第2話 蚊の如き訪問者

 アグノは公園から遠ざかろうと歩いていた。

 ここに居ても特にヒントになり得るものがないと判断したからであろう。


「そういや聞いてなかったけど、君の名前は?」


【堺竜子だよ。】


「へぇ。竜子か。カッコイイ名前じゃないか。」


【逆に聞くけどあなたの捜してる王女と妖術師の名前は?。】


「シャロンとザクトって名前だね。」


【それでこの世界のどこにいるか見当はついてるの?】


「オレがここに着いたより1分~1週間早くここに辿り着いただろう、という憶測のみだ。それ以上の情報はない。」


 竜子は辟易した。そんな乏しい情報源でどうやって捜すのか?。何らかの目星がついてるならともかく、何もないのにこれからどうするというのだろうか。この状況に唇を噛みしめたくなった…が、出来ない。

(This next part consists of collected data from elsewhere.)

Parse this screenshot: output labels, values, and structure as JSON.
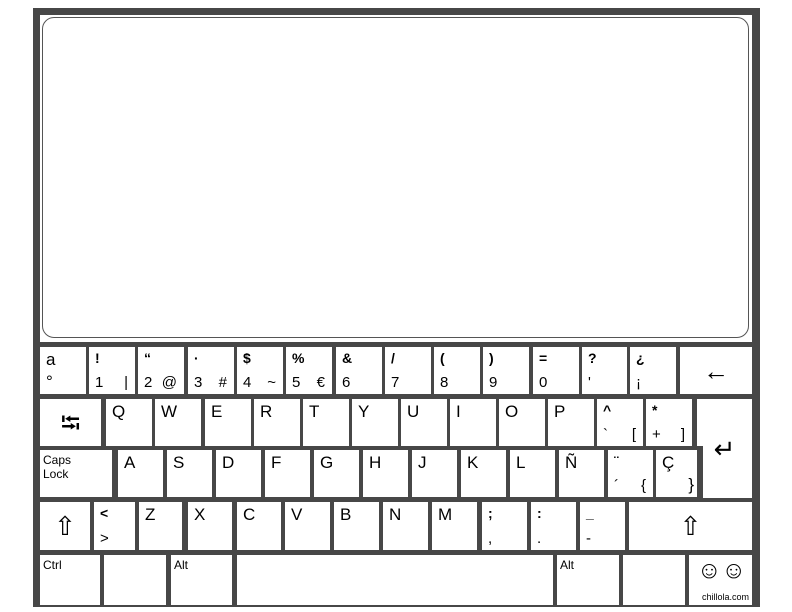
{
  "keyboard": {
    "rows": [
      [
        {
          "name": "key-a-degree",
          "tl": "a",
          "bl": "°"
        },
        {
          "name": "key-1",
          "tl": "!",
          "bl": "1",
          "br": "|"
        },
        {
          "name": "key-2",
          "tl": "“",
          "bl": "2",
          "br": "@"
        },
        {
          "name": "key-3",
          "tl": "·",
          "bl": "3",
          "br": "#"
        },
        {
          "name": "key-4",
          "tl": "$",
          "bl": "4",
          "br": "~"
        },
        {
          "name": "key-5",
          "tl": "%",
          "bl": "5",
          "br": "€"
        },
        {
          "name": "key-6",
          "tl": "&",
          "bl": "6"
        },
        {
          "name": "key-7",
          "tl": "/",
          "bl": "7"
        },
        {
          "name": "key-8",
          "tl": "(",
          "bl": "8"
        },
        {
          "name": "key-9",
          "tl": ")",
          "bl": "9"
        },
        {
          "name": "key-0",
          "tl": "=",
          "bl": "0"
        },
        {
          "name": "key-question",
          "tl": "?",
          "bl": "'"
        },
        {
          "name": "key-inverted-question",
          "tl": "¿",
          "bl": "¡"
        },
        {
          "name": "key-backspace",
          "icon": "backspace-arrow-icon",
          "glyph": "←"
        }
      ],
      [
        {
          "name": "key-tab",
          "icon": "tab-icon",
          "glyph": "⭾"
        },
        {
          "name": "key-q",
          "tl": "Q"
        },
        {
          "name": "key-w",
          "tl": "W"
        },
        {
          "name": "key-e",
          "tl": "E"
        },
        {
          "name": "key-r",
          "tl": "R"
        },
        {
          "name": "key-t",
          "tl": "T"
        },
        {
          "name": "key-y",
          "tl": "Y"
        },
        {
          "name": "key-u",
          "tl": "U"
        },
        {
          "name": "key-i",
          "tl": "I"
        },
        {
          "name": "key-o",
          "tl": "O"
        },
        {
          "name": "key-p",
          "tl": "P"
        },
        {
          "name": "key-caret",
          "tl": "^",
          "bl": "`",
          "br": "["
        },
        {
          "name": "key-plus",
          "tl": "*",
          "bl": "+",
          "br": "]"
        },
        {
          "name": "key-enter",
          "icon": "enter-icon",
          "glyph": "↵"
        }
      ],
      [
        {
          "name": "key-caps-lock",
          "tl": "Caps",
          "bl": "Lock"
        },
        {
          "name": "key-a",
          "tl": "A"
        },
        {
          "name": "key-s",
          "tl": "S"
        },
        {
          "name": "key-d",
          "tl": "D"
        },
        {
          "name": "key-f",
          "tl": "F"
        },
        {
          "name": "key-g",
          "tl": "G"
        },
        {
          "name": "key-h",
          "tl": "H"
        },
        {
          "name": "key-j",
          "tl": "J"
        },
        {
          "name": "key-k",
          "tl": "K"
        },
        {
          "name": "key-l",
          "tl": "L"
        },
        {
          "name": "key-enye",
          "tl": "Ñ"
        },
        {
          "name": "key-diaeresis",
          "tl": "¨",
          "bl": "´",
          "br": "{"
        },
        {
          "name": "key-cedilla",
          "tl": "Ç",
          "br": "}"
        }
      ],
      [
        {
          "name": "key-left-shift",
          "icon": "shift-icon",
          "glyph": "⇧"
        },
        {
          "name": "key-less-greater",
          "tl": "<",
          "bl": ">"
        },
        {
          "name": "key-z",
          "tl": "Z"
        },
        {
          "name": "key-x",
          "tl": "X"
        },
        {
          "name": "key-c",
          "tl": "C"
        },
        {
          "name": "key-v",
          "tl": "V"
        },
        {
          "name": "key-b",
          "tl": "B"
        },
        {
          "name": "key-n",
          "tl": "N"
        },
        {
          "name": "key-m",
          "tl": "M"
        },
        {
          "name": "key-semicolon",
          "tl": ";",
          "bl": ","
        },
        {
          "name": "key-colon",
          "tl": ":",
          "bl": "."
        },
        {
          "name": "key-underscore",
          "tl": "_",
          "bl": "-"
        },
        {
          "name": "key-right-shift",
          "icon": "shift-icon",
          "glyph": "⇧"
        }
      ],
      [
        {
          "name": "key-ctrl",
          "tl": "Ctrl"
        },
        {
          "name": "key-blank-left",
          "tl": ""
        },
        {
          "name": "key-alt",
          "tl": "Alt"
        },
        {
          "name": "key-space",
          "tl": ""
        },
        {
          "name": "key-alt-gr",
          "tl": "Alt"
        },
        {
          "name": "key-blank-right",
          "tl": ""
        },
        {
          "name": "key-logo",
          "logo": "chillola.com",
          "icon": "chillola-faces-logo-icon",
          "glyph": "☺☺"
        }
      ]
    ]
  }
}
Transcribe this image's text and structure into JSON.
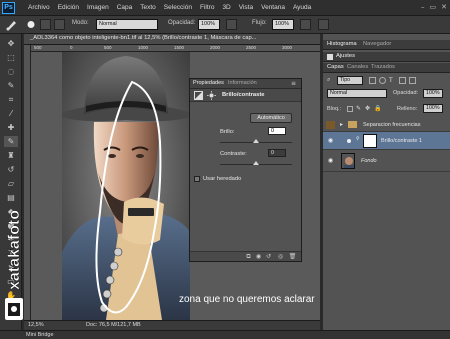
{
  "app": {
    "logo": "Ps"
  },
  "menu": [
    "Archivo",
    "Edición",
    "Imagen",
    "Capa",
    "Texto",
    "Selección",
    "Filtro",
    "3D",
    "Vista",
    "Ventana",
    "Ayuda"
  ],
  "window_controls": [
    "–",
    "▭",
    "✕"
  ],
  "options": {
    "modo_label": "Modo:",
    "modo_value": "Normal",
    "opacidad_label": "Opacidad:",
    "opacidad_value": "100%",
    "flujo_label": "Flujo:",
    "flujo_value": "100%"
  },
  "document": {
    "tab_title": "_ADL3364 como objeto inteligente-bn1.tif al 12,5% (Brillo/contraste 1, Máscara de cap...",
    "ruler_ticks": [
      "500",
      "0",
      "500",
      "1000",
      "1500",
      "2000",
      "2500",
      "3000"
    ],
    "zoom": "12,5%",
    "doc_info": "Doc: 76,5 M/121,7 MB"
  },
  "mini_bridge": "Mini Bridge",
  "properties": {
    "tabs": [
      "Propiedades",
      "Información"
    ],
    "title": "Brillo/contraste",
    "auto_button": "Automático",
    "brillo_label": "Brillo:",
    "brillo_value": "0",
    "contraste_label": "Contraste:",
    "contraste_value": "0",
    "legacy_label": "Usar heredado",
    "brillo_level": 0.5,
    "contraste_level": 0.5
  },
  "dock": {
    "top_tabs": [
      "Histograma",
      "Navegador"
    ],
    "ajustes_tab": "Ajustes",
    "layers_tabs": [
      "Capas",
      "Canales",
      "Trazados"
    ],
    "kind_filter": "Tipo",
    "blend_mode": "Normal",
    "opacidad_label": "Opacidad:",
    "opacidad_value": "100%",
    "bloq_label": "Bloq.:",
    "relleno_label": "Relleno:",
    "relleno_value": "100%",
    "layers": [
      {
        "name": "Separacion frecuencias",
        "kind": "group"
      },
      {
        "name": "Brillo/contraste 1",
        "kind": "adjustment"
      },
      {
        "name": "Fondo",
        "kind": "background"
      }
    ]
  },
  "annotation": {
    "text": "zona que no queremos aclarar"
  },
  "watermark": {
    "text": "xatakafoto"
  },
  "colors": {
    "accent_blue": "#30a8ff",
    "selected_layer": "#5e7696",
    "annotation": "#ffffff"
  }
}
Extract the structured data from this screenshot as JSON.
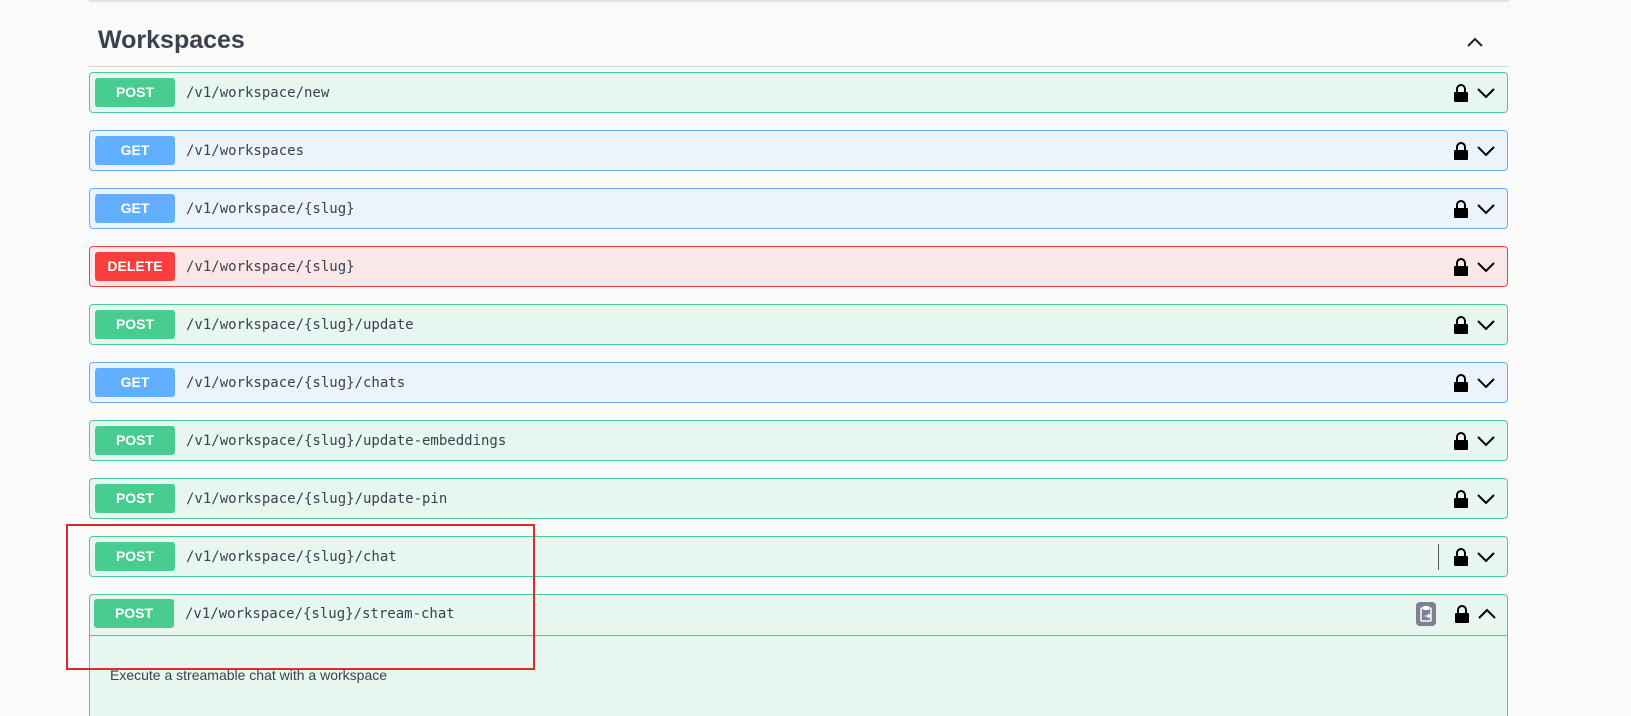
{
  "section": {
    "title": "Workspaces"
  },
  "operations": [
    {
      "method": "POST",
      "path": "/v1/workspace/new"
    },
    {
      "method": "GET",
      "path": "/v1/workspaces"
    },
    {
      "method": "GET",
      "path": "/v1/workspace/{slug}"
    },
    {
      "method": "DELETE",
      "path": "/v1/workspace/{slug}"
    },
    {
      "method": "POST",
      "path": "/v1/workspace/{slug}/update"
    },
    {
      "method": "GET",
      "path": "/v1/workspace/{slug}/chats"
    },
    {
      "method": "POST",
      "path": "/v1/workspace/{slug}/update-embeddings"
    },
    {
      "method": "POST",
      "path": "/v1/workspace/{slug}/update-pin"
    },
    {
      "method": "POST",
      "path": "/v1/workspace/{slug}/chat"
    }
  ],
  "expanded_operation": {
    "method": "POST",
    "path": "/v1/workspace/{slug}/stream-chat",
    "description": "Execute a streamable chat with a workspace"
  },
  "colors": {
    "post": "#49cc90",
    "get": "#61affe",
    "delete": "#f93e3e",
    "highlight": "#e02a2a"
  },
  "icons": {
    "lock": "lock-icon",
    "expand": "chevron-down-icon",
    "collapse": "chevron-up-icon",
    "copy": "clipboard-icon"
  }
}
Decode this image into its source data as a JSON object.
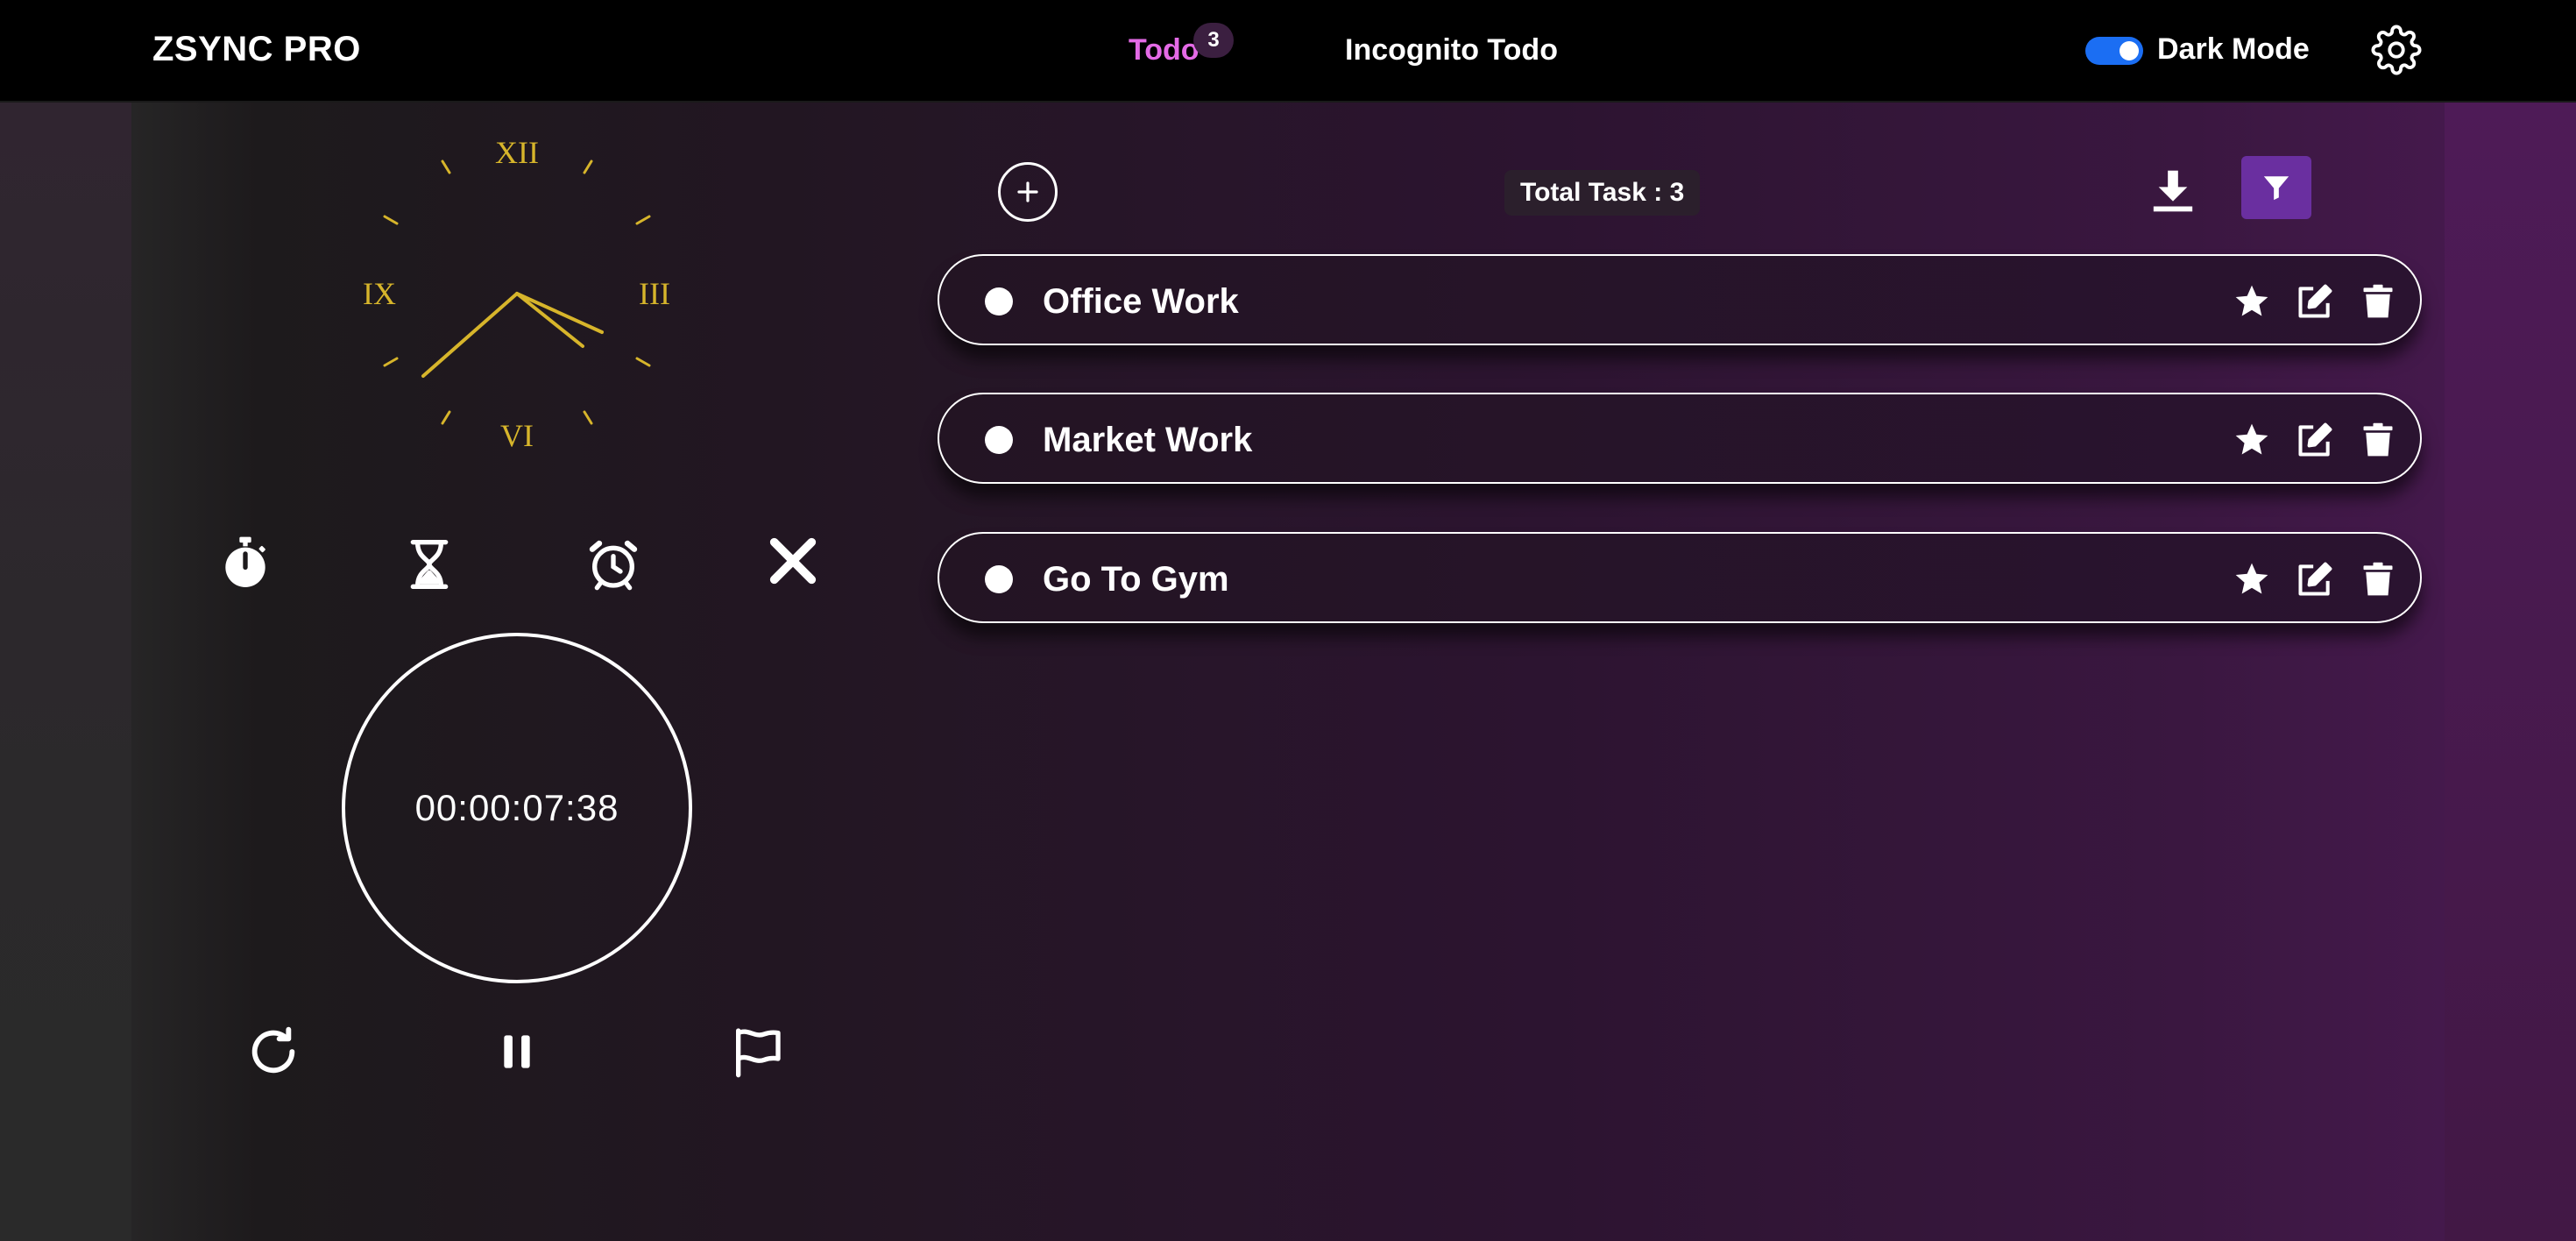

 体の自由も奪われている現状、アグノの素性もよく分からない上に、得体の知れない化け物に身を乗っ取られているという恐怖が今になって押し寄せてきた。人は急に意図していないことが起きると冷静になると言うが、さっきまでがそれだったのだろうと竜子は感じた。こんなやつに手を貸していいものなのだろうか、些か疑問に感じたが、今更どうこうできるものではないし、状況を転がす手段も何もないし、そもそも自殺する気でいたからどうにでもなれと流れに身を任すことにした。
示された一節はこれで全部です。